The second misconception about the issue arises from the erroneous equation of abortion rights with women's rights. Many Republicans, including Gov. Weld, think that by proclaiming themselves pro-choice they are thereby pro-woman. They are then free to disregard the need for prenatal care, ignore job discrimination, and endorse policies that hurt women by saying, "But I'm pro-choice." Unfortunately, this equation rings true in the minds of too many Americans. It was this mistake that led people to believe that the pro-choice Bob Packwood was pro-woman but that the pro-life Bob Casey was not.

The Democrats rely heavily on women's votes. Their primary electorate is overwhelmingly pro-choice. No pro-life Democrat can even think about running for national office in this climate, although there are many pro-life Democrats in the party. A lot of them were so-called Reagan Democrats who crossed over when they felt their party had fallen into the grips of the cultural left. They are found in union households and are largely Catholic. One has to look no farther than Boston to see prominent leaders who are across the board liberals and pro-life.

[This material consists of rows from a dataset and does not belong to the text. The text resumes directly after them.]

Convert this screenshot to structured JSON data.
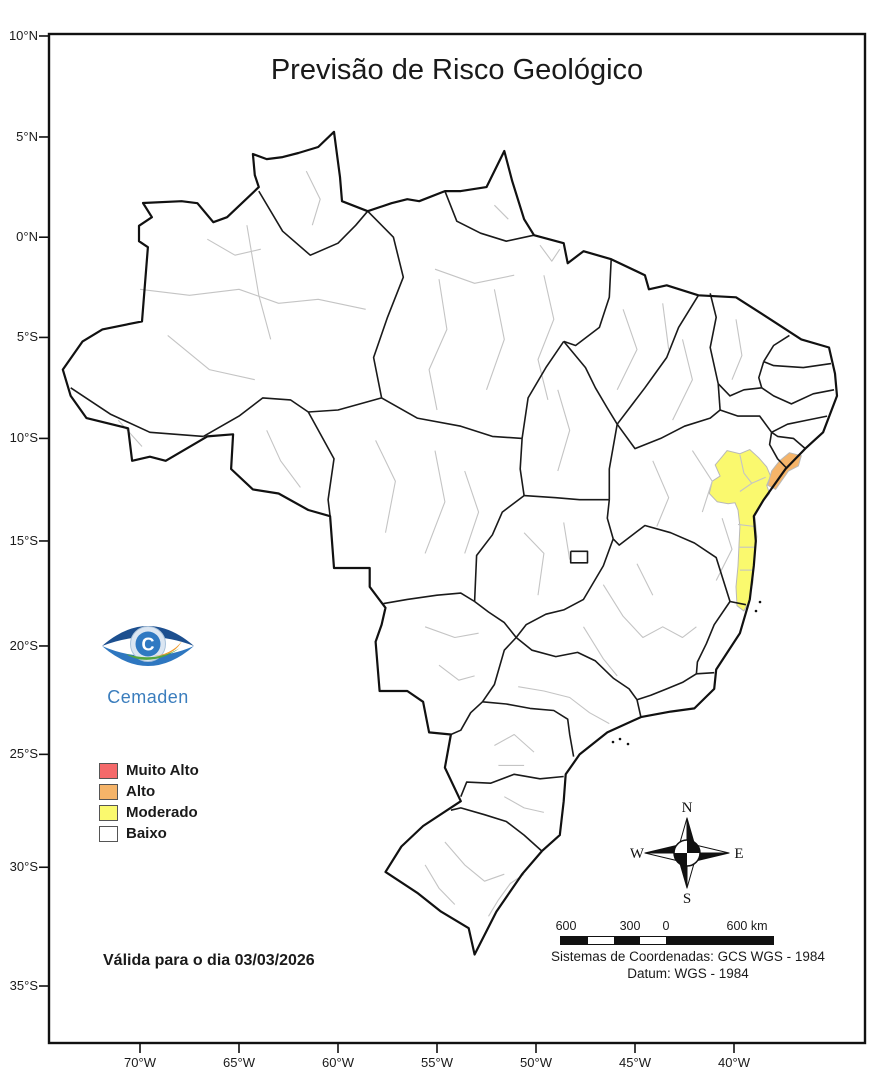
{
  "map": {
    "title": "Previsão de Risco Geológico",
    "validity_note": "Válida para o dia 03/03/2026",
    "logo_text": "Cemaden",
    "legend": {
      "items": [
        {
          "label": "Muito Alto",
          "color": "#F4696A"
        },
        {
          "label": "Alto",
          "color": "#F5B469"
        },
        {
          "label": "Moderado",
          "color": "#FAF96E"
        },
        {
          "label": "Baixo",
          "color": "#FFFFFF"
        }
      ]
    },
    "risk_regions_shown": [
      {
        "level": "Moderado",
        "color": "#FAF96E"
      },
      {
        "level": "Alto",
        "color": "#F5B469"
      }
    ],
    "compass": {
      "north": "N",
      "east": "E",
      "south": "S",
      "west": "W"
    },
    "scale_bar": {
      "labels": [
        "600",
        "300",
        "0",
        "600 km"
      ]
    },
    "credits": [
      "Sistemas de Coordenadas: GCS WGS - 1984",
      "Datum: WGS - 1984"
    ],
    "axes": {
      "lat_labels": [
        "10°N",
        "5°N",
        "0°N",
        "5°S",
        "10°S",
        "15°S",
        "20°S",
        "25°S",
        "30°S",
        "35°S"
      ],
      "lon_labels": [
        "70°W",
        "65°W",
        "60°W",
        "55°W",
        "50°W",
        "45°W",
        "40°W"
      ]
    },
    "colors": {
      "frame": "#111111",
      "state_border": "#1a1a1a",
      "region_border": "#c4c4c4",
      "muito_alto": "#F4696A",
      "alto": "#F5B469",
      "moderado": "#FAF96E",
      "baixo": "#FFFFFF",
      "logo_blue": "#3a7dbd"
    }
  }
}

The best known is probably UMass President William Bulger, the former president of the State Senate.

Many of the principles that lead one to adhere to the Democratic party's platform also lead to a pro-life position: protection of the weak, opportunity for all, compassion for the less fortunate. The Democrats deserve credit for giving the pro-life wing of their party even a small voice when the large pro-choice faction in the GOP was silenced to put on a face of party unity. Pro-life Democrats are not going away. They will be an important force in the party into the next century. Governor Casey has formed an organization to push for reforms that bolster the family, which include opposition to abortion. Perhaps the emergence of a vocal pro-life wing in the Democratic party will foster a fairer, more reasoned national debate on this issue. If neither party can accuse the other of being the anti-choice/anti-woman party because of its abortion position, then there will be little political gain in doing so.

mericans are not as pro-choice as they seem when actually confronted with the facts of abortion, as evidenced by the overwhelming public approval of the partial-birth abortion ban. The Democrats would do well not to ignore this growing group just as the Republicans eventually have to face up to the fact that a majority of their party is pro-choice, in keeping with the general libertarian bent of the party since 1980. Just as the pro-life plank conflicts with the overall laissez-faire nature of GOP philosophy, the pro-choice position is incompatible with most Democratic views. This philosophical conflict will shape much of the future of both parties. It would be both wrong and unwise for the Democrats to cede the moral high ground on this issue permanently to the Republicans.